A spokeswoman told Nursing Times that the number of patient who fell sustaining a harm 2015-16 was 343. However, it saw nearly 190 less falls in 2016-17, said the trust.
All wards across its three main sites have introduced a series of particular measures aimed at patients who are most at risk of falls.
These include a falls and medication assessment being carried out on admission, anti-slip socks that give patients more grip on hospital floors and low- rise beds with a crash mat placed beside.
Others include fall sensor mats, which set off an alarm when a patient moves out of their seat or bed, and “call don’t fall” posters encouraging those who need support to ask staff before moving.
The trust also noted that it had introduced “dedicated falls bays” for higher risk patients that needed increased nursing supervision.

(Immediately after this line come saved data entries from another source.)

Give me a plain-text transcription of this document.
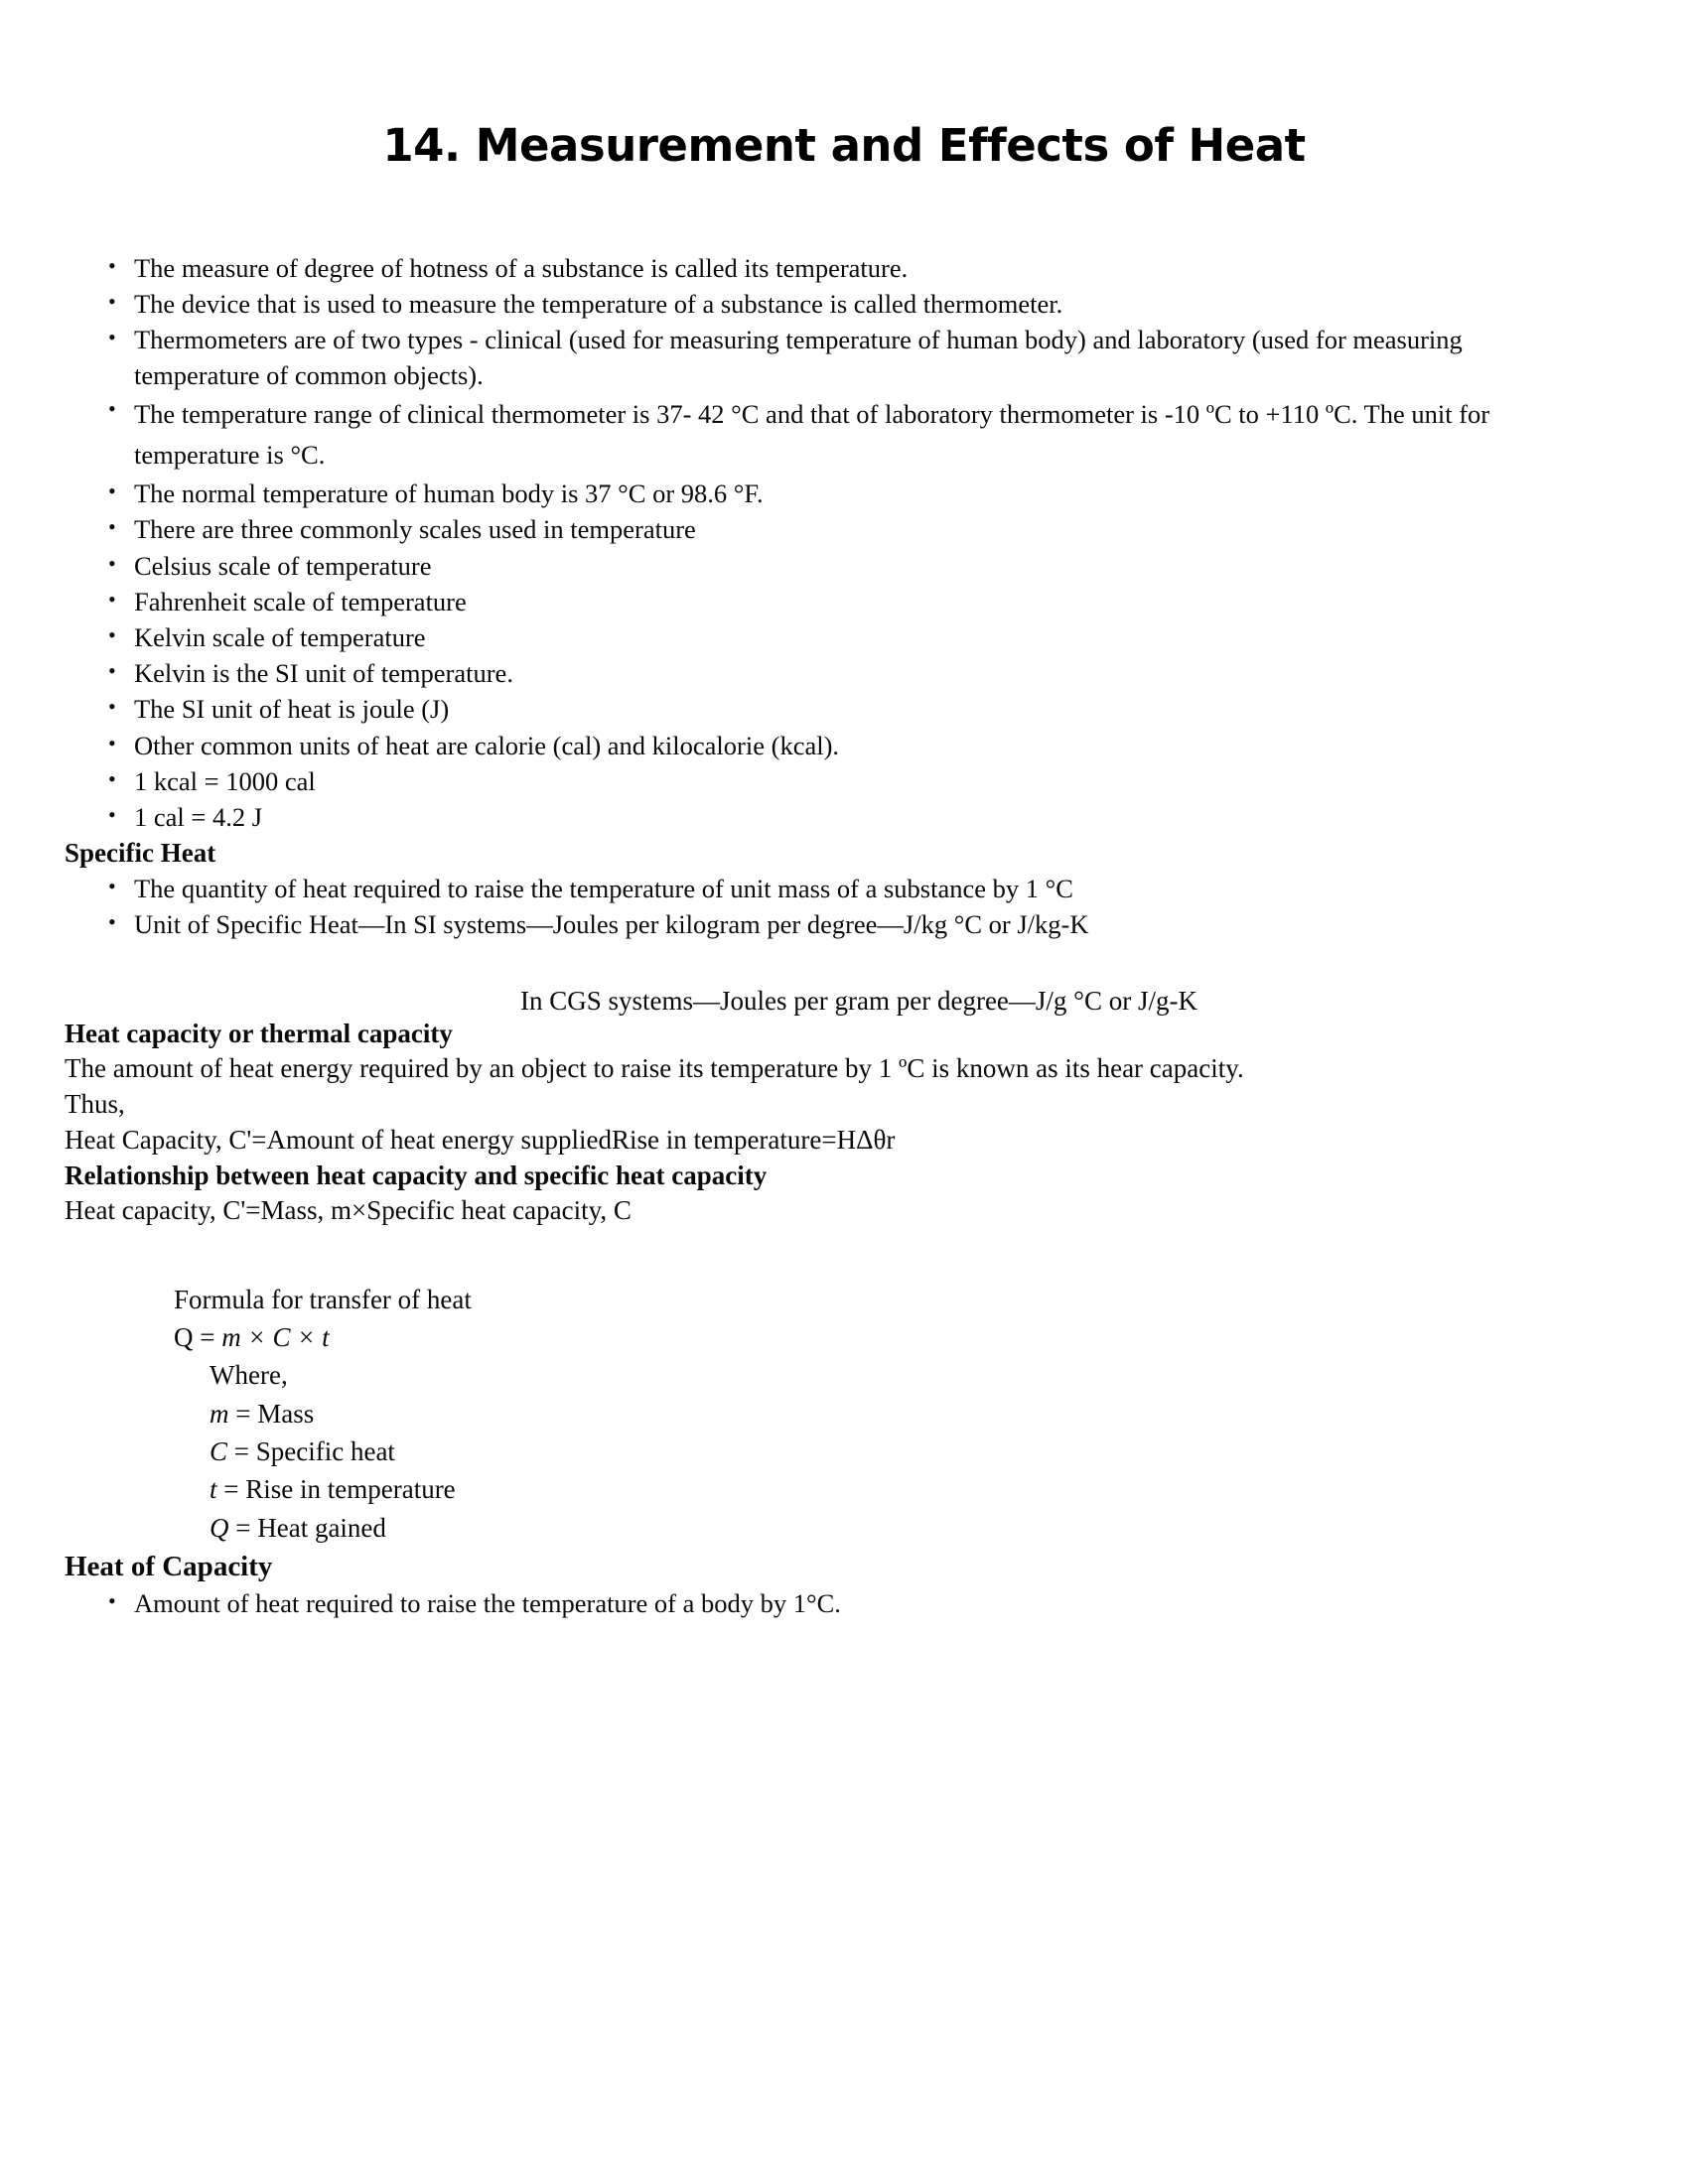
14. Measurement and Effects of Heat
• The measure of degree of hotness of a substance is called its temperature.
• The device that is used to measure the temperature of a substance is called thermometer.
• Thermometers are of two types - clinical (used for measuring temperature of human body) and laboratory (used for measuring temperature of common objects).
• The temperature range of clinical thermometer is 37- 42 °C and that of laboratory thermometer is -10 ºC to +110 ºC. The unit for temperature is °C.
• The normal temperature of human body is 37 °C or 98.6 °F.
• There are three commonly scales used in temperature
• Celsius scale of temperature
• Fahrenheit scale of temperature
• Kelvin scale of temperature
• Kelvin is the SI unit of temperature.
• The SI unit of heat is joule (J)
• Other common units of heat are calorie (cal) and kilocalorie (kcal).
• 1 kcal = 1000 cal
• 1 cal = 4.2 J
Specific Heat
• The quantity of heat required to raise the temperature of unit mass of a substance by 1 °C
• Unit of Specific Heat—In SI systems—Joules per kilogram per degree—J/kg °C or J/kg-K

In CGS systems—Joules per gram per degree—J/g °C or J/g-K

Heat capacity or thermal capacity

The amount of heat energy required by an object to raise its temperature by 1 ºC is known as its hear capacity.
Thus,

Heat Capacity, C'=Amount of heat energy suppliedRise in temperature=HΔθr

Relationship between heat capacity and specific heat capacity

Heat capacity, C'=Mass, m×Specific heat capacity, C

Formula for transfer of heat
Q = m × C × t
Where,
m = Mass
C = Specific heat
t = Rise in temperature
Q = Heat gained
Heat of Capacity
• Amount of heat required to raise the temperature of a body by 1°C.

In addition, staff will carry out a supplementary care bundle assessment if a patient is over 65 or more vulnerable to falls.
Nurse-led measures helping trust to reduce patient falls
Kim Wilson, assistant chief nurse for the trust’s patient safety unit, said: “We have introduced a number of measures to improve our patient’s safety whilst still allowing them their independence.
“We are extremely pleased with the results but we will continue to look into new ways of preventing and reducing patient falls even further,” she said.
Joann Morse, the trust’s deputy chief nurse, added: “Kim and her team have done an amazing job in embedding these measures to ensure the safety of our patients is paramount.
“Apart from the obvious reduction in pain and distressed associated with these harms to patients and their families, the measures have reduced extended length of stay and cost to our healthcare economy by a considerable amount,” she said.